How Assistive Agents Can Be Exploited
AI agents built into enterprise platforms like Microsoft 365 are designed to boost productivity by performing tasks on behalf of users. These assistive agents operate through a delegated access flow, using a real person’s permissions rather than standalone credentials. While this allows them to read email, pull calendar data, or answer support queries, it also introduces a stealthy attack vector. If an agent is compromised or manipulated, it can carry out harmful actions while appearing as a trusted employee. Security researchers at Red Canary uncovered a scenario where an AI agent sent a suspicious invoice email to an external CFO, with the activity hidden from standard identity monitoring tools.
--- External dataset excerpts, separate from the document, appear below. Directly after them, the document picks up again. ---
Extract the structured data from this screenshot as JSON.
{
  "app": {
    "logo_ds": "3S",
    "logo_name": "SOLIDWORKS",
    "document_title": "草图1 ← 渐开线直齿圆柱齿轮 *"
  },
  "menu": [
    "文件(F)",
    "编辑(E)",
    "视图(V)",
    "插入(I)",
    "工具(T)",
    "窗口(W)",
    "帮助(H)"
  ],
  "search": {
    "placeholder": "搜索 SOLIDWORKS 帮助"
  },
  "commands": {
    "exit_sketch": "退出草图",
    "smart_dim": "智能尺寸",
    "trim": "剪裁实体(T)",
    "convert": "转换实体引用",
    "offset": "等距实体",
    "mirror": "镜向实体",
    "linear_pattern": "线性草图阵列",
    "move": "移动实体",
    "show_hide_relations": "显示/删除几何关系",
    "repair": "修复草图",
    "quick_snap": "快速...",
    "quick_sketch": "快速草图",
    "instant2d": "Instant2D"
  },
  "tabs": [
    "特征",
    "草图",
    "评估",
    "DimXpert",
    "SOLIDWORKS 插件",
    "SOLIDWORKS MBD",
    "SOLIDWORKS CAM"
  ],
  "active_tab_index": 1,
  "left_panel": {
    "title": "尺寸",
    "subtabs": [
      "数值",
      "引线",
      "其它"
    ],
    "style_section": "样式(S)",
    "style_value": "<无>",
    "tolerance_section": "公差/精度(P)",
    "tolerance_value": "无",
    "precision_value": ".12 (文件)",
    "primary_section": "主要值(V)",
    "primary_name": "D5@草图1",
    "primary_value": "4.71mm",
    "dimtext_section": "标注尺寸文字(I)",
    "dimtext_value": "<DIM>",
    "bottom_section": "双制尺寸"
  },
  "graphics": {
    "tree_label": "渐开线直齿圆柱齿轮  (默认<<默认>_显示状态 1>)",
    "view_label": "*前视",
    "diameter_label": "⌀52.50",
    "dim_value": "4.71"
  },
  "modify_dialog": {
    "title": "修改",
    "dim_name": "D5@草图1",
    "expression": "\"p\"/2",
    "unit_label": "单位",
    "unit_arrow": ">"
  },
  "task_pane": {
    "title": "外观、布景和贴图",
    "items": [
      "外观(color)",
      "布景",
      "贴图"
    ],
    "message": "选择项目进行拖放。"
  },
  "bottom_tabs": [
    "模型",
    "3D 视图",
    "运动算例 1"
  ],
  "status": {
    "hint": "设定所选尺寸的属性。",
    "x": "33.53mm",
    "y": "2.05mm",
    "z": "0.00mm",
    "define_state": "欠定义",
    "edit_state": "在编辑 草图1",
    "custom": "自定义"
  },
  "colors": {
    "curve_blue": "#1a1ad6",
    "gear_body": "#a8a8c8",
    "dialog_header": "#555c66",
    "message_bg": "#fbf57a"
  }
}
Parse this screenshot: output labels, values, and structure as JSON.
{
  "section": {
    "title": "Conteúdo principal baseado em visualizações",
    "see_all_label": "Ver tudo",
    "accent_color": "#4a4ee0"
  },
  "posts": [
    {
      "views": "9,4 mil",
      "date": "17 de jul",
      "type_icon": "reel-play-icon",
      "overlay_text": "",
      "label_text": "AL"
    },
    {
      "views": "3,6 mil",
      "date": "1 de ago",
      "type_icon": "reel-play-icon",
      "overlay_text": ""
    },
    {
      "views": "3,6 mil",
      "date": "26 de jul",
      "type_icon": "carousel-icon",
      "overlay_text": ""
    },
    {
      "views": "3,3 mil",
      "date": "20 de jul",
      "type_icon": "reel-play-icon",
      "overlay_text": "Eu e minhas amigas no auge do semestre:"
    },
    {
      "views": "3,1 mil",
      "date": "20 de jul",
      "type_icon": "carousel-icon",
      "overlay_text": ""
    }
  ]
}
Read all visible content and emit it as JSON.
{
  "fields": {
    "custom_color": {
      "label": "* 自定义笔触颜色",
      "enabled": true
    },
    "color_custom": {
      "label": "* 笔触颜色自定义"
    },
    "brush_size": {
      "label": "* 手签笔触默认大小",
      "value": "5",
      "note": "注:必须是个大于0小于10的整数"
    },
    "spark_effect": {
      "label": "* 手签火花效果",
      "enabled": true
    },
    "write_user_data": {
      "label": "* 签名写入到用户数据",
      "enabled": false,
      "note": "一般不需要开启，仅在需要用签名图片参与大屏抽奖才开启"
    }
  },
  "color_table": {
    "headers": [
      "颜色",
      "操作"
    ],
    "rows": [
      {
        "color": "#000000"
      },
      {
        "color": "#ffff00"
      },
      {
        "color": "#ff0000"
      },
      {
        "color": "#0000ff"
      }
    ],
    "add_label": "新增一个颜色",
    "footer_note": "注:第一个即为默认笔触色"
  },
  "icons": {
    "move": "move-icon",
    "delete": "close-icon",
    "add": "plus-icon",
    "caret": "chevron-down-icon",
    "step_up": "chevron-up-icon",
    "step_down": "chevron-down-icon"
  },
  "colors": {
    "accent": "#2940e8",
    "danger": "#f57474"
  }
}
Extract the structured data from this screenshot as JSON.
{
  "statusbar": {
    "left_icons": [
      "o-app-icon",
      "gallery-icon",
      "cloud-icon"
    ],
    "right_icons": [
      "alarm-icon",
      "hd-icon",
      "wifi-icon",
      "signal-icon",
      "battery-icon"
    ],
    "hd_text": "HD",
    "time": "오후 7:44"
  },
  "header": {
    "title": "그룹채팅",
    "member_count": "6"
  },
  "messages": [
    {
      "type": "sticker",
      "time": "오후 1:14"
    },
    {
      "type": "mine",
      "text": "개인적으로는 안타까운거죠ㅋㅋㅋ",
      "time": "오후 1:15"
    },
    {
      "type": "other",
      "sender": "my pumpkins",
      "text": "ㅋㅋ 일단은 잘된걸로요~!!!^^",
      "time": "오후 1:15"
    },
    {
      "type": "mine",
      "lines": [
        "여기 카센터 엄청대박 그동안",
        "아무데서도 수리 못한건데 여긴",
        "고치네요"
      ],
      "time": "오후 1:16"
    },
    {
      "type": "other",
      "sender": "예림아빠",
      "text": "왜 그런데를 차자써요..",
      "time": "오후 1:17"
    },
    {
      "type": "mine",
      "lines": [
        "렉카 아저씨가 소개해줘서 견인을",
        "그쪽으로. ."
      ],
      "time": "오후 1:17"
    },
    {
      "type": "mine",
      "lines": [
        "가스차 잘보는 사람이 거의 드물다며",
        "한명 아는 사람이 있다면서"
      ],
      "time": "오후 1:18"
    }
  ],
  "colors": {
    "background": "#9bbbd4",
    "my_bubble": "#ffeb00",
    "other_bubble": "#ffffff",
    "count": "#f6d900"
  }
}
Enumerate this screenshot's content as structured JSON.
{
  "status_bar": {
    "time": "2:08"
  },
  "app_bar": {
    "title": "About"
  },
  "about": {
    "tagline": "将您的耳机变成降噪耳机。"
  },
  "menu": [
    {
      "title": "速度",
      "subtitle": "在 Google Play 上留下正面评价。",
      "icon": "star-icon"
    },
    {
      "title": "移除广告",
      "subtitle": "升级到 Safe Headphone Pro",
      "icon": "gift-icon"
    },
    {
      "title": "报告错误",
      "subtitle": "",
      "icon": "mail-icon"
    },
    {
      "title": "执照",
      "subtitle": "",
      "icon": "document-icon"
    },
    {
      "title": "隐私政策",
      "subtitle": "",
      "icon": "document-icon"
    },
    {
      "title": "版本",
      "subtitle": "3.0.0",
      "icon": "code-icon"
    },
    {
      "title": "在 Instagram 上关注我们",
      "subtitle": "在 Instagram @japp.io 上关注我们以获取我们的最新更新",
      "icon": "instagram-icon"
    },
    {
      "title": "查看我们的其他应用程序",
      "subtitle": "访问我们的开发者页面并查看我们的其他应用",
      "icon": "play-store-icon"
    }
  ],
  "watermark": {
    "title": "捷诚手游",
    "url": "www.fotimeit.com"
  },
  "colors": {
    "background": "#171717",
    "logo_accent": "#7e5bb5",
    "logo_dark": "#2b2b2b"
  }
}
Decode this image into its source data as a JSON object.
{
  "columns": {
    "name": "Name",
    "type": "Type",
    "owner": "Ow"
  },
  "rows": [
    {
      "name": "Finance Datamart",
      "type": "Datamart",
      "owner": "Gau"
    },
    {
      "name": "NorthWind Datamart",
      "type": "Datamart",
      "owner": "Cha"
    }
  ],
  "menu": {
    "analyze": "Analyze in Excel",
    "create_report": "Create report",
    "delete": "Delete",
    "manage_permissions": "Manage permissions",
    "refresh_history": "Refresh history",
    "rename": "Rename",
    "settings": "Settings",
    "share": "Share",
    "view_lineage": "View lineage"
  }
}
Investigating Suspicious Agent Activity in Logs
The attack unfolds when a user grants an agent access via the On Behalf Of flow, giving the agent a token tied to the user’s permissions. The agent then can make requests to services like Exchange or the Graph API. In the Red Canary case, the email had the subject line ‘Here is your invoice’ and looked normal. Deeper log analysis revealed the agent identity Agent001, running through the Microsoft Graph API, was the actual sender operating silently on behalf of the user account. Tracing this required correlating three separate log sources: the Purview Exchange log, the Microsoft Graph Activity Log, and the Microsoft Entra Agent ID logs. This investigation highlights a quiet but serious risk deep inside an organization’s identity layer, where agents can be used for malicious actions without triggering alarms.